Brady, the Super Bowl's most valuable player in 2002 and 2004, is 9-0 in the playoffs, and for a second straight Super Bowl he had a lot of help. A year ago, Deion Branch caught 10 passes for 143 yards in the Patriots' 32-29 victory over Carolina. On Sunday night, the 5-foot-9 wide receiver was equally effective, with 11 catches for 133 yards, tying a Super Bowl record for receptions on a cool, clear evening when New England's defense also forced four Philadelphia turnovers. A third MVP award was not in the cards for Brady, though, who was trying to join Joe Montana of the San Francisco 49ers as the only three-time winner. Branch was named this game's MVP.
That success has made swagger synonymous with Boston, what with the Patriots winning the Super Bowl last February, the Red Sox winning the World Series in October and the Patriots making a victorious return to the Super Bowl. Only Pittsburgh, in 1979 and 1980, had given fans two Super Bowls, with the Steelers, sandwiched around a World Series victory by the Pirates.
Thousands of fans from Boston and Philadelphia headed for this northern Florida city in hopes of securing a ticket for the event, making it even more of a scalper's market. Each team only received 17,500 tickets for the game, and both distributed them through a lottery system to season ticket holders.
Eagles fans appeared to outnumber Patriots fans. Playing in the Super Bowl for the first time in 24 years, the Eagles were trying to win their first NFL title since 1960 and the city's first in any sport since 1983. The Philadelphia 76ers were the last to win a pro title, winning the National Basketball Association championship in 1983. That is the longest drought of any city with teams in all four major North American team sports.
The only suspense of Super Bowl week had surrounded the Eagles and their stellar receiver, Terrell Owens. Acquired from the San Francisco 49ers to help the Eagles get to the Super Bowl, Owens had been sidelined since injuring his ankle on Dec. 19 and undergoing surgery. Playing against his surgeon's advice, he caught nine passes for 122 yards, including one for 36 yards.
"My hat goes off to the New England Patriots," Owens said. "We're a good team. It was a hard-fought ball game. . . . Anybody knows you can't win with turnovers. We just didn't take care of the ball. We made too many mistakes."
Still, the Eagles were close until the very end.
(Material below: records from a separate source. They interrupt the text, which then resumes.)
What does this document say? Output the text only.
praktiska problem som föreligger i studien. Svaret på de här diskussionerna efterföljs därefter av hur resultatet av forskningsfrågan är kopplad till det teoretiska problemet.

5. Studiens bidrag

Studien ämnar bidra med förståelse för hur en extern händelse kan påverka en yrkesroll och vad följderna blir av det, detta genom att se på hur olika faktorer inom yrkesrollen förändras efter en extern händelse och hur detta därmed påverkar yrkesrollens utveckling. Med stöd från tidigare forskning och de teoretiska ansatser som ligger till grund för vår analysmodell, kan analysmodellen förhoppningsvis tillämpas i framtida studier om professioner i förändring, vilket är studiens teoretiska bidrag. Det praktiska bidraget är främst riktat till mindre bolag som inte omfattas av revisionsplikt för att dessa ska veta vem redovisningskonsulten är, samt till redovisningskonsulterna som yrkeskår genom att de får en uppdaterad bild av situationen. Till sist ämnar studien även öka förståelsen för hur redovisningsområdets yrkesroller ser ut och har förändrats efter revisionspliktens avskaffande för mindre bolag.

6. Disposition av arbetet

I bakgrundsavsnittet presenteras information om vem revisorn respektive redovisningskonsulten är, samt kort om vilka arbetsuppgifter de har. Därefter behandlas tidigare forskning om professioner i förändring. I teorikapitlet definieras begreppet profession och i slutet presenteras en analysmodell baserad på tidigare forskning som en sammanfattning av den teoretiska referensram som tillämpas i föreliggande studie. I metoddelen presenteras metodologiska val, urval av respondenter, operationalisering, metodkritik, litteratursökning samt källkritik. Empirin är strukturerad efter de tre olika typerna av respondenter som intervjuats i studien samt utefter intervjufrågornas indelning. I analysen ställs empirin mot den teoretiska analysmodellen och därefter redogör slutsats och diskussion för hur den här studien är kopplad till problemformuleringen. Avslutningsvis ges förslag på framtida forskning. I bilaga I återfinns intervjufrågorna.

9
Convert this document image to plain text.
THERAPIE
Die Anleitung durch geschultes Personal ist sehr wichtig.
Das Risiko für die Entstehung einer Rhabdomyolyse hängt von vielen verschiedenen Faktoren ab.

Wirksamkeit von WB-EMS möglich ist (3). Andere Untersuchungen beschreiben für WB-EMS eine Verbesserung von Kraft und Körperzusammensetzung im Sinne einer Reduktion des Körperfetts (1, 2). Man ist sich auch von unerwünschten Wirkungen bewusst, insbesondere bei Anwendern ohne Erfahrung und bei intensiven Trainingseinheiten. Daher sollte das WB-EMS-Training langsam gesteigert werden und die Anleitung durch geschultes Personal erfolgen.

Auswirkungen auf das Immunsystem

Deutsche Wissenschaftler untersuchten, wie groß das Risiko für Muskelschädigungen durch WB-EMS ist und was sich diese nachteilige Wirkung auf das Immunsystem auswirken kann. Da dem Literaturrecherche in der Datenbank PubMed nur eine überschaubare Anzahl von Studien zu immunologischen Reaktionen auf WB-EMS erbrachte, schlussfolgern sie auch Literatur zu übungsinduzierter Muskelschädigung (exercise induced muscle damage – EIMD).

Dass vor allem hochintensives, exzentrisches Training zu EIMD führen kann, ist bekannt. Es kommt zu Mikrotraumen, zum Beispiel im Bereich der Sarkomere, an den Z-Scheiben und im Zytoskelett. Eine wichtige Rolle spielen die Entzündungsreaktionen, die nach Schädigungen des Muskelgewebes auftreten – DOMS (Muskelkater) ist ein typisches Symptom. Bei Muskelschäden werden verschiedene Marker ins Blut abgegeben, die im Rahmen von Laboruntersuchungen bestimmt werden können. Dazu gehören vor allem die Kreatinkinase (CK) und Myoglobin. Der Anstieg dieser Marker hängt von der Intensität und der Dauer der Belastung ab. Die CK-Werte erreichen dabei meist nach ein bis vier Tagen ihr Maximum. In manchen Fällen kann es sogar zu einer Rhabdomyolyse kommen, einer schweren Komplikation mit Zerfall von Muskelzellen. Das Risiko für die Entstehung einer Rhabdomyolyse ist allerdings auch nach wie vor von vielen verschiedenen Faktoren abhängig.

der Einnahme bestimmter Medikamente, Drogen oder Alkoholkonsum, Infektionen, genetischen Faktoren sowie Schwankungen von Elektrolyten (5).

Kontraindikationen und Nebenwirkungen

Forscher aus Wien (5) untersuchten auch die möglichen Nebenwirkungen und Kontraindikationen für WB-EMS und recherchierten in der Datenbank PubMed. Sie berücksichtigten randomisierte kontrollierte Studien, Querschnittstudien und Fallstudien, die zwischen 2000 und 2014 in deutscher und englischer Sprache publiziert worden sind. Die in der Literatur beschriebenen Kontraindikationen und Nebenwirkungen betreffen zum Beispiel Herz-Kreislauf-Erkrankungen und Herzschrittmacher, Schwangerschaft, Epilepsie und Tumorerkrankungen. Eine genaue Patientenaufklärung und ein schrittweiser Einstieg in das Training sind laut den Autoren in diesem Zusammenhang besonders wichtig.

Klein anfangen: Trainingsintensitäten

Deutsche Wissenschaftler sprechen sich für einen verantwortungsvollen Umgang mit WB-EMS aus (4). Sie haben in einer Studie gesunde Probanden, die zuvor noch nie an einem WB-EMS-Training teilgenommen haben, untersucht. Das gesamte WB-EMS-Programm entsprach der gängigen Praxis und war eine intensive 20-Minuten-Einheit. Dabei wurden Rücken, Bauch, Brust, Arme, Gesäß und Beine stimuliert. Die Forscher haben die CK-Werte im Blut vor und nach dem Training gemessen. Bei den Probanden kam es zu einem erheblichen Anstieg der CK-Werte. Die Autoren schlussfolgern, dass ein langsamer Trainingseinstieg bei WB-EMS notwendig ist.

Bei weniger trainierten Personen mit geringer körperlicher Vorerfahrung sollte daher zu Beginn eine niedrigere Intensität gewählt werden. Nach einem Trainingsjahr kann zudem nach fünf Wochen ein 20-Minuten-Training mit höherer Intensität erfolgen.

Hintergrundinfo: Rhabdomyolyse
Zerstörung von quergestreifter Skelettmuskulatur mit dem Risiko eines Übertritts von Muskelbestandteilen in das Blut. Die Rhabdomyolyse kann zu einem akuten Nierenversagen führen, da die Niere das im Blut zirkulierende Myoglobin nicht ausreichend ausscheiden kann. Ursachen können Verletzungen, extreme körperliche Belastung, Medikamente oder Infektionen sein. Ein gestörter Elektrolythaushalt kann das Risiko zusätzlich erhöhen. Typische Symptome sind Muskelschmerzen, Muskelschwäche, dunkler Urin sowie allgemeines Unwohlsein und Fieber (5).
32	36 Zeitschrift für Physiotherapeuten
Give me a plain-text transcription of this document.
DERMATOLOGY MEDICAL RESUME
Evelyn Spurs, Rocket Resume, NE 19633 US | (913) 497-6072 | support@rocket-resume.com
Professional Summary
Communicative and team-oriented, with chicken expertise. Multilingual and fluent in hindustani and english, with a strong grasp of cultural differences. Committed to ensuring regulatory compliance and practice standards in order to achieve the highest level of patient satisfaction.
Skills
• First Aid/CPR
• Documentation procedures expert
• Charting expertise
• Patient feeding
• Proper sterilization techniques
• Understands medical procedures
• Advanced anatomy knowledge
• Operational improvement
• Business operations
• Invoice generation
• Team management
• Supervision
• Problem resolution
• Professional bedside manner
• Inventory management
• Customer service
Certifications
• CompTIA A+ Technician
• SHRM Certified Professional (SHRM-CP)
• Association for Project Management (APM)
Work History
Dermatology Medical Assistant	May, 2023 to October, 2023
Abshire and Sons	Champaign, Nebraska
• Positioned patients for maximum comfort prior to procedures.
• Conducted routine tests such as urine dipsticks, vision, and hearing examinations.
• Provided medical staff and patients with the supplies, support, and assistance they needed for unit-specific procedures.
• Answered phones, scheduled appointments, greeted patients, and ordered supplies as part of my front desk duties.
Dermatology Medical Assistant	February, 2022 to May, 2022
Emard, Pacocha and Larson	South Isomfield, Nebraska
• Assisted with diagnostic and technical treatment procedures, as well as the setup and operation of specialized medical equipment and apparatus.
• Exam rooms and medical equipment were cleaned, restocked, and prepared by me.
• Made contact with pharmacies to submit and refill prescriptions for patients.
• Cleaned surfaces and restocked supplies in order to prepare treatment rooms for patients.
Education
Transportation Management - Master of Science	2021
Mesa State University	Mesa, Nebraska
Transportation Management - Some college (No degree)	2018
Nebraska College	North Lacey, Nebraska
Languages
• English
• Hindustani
The Patriots had to recover an onside kick late in the fourth quarter and have Rodney Harrison intercept a pass with nine seconds left to preserve a victory that had gotten far closer than Belichick would have preferred when the Eagles' Greg Lewis caught a 30-yard touchdown pass with 1 minute 48 seconds left in the game.
But close wasn't enough against this dynasty.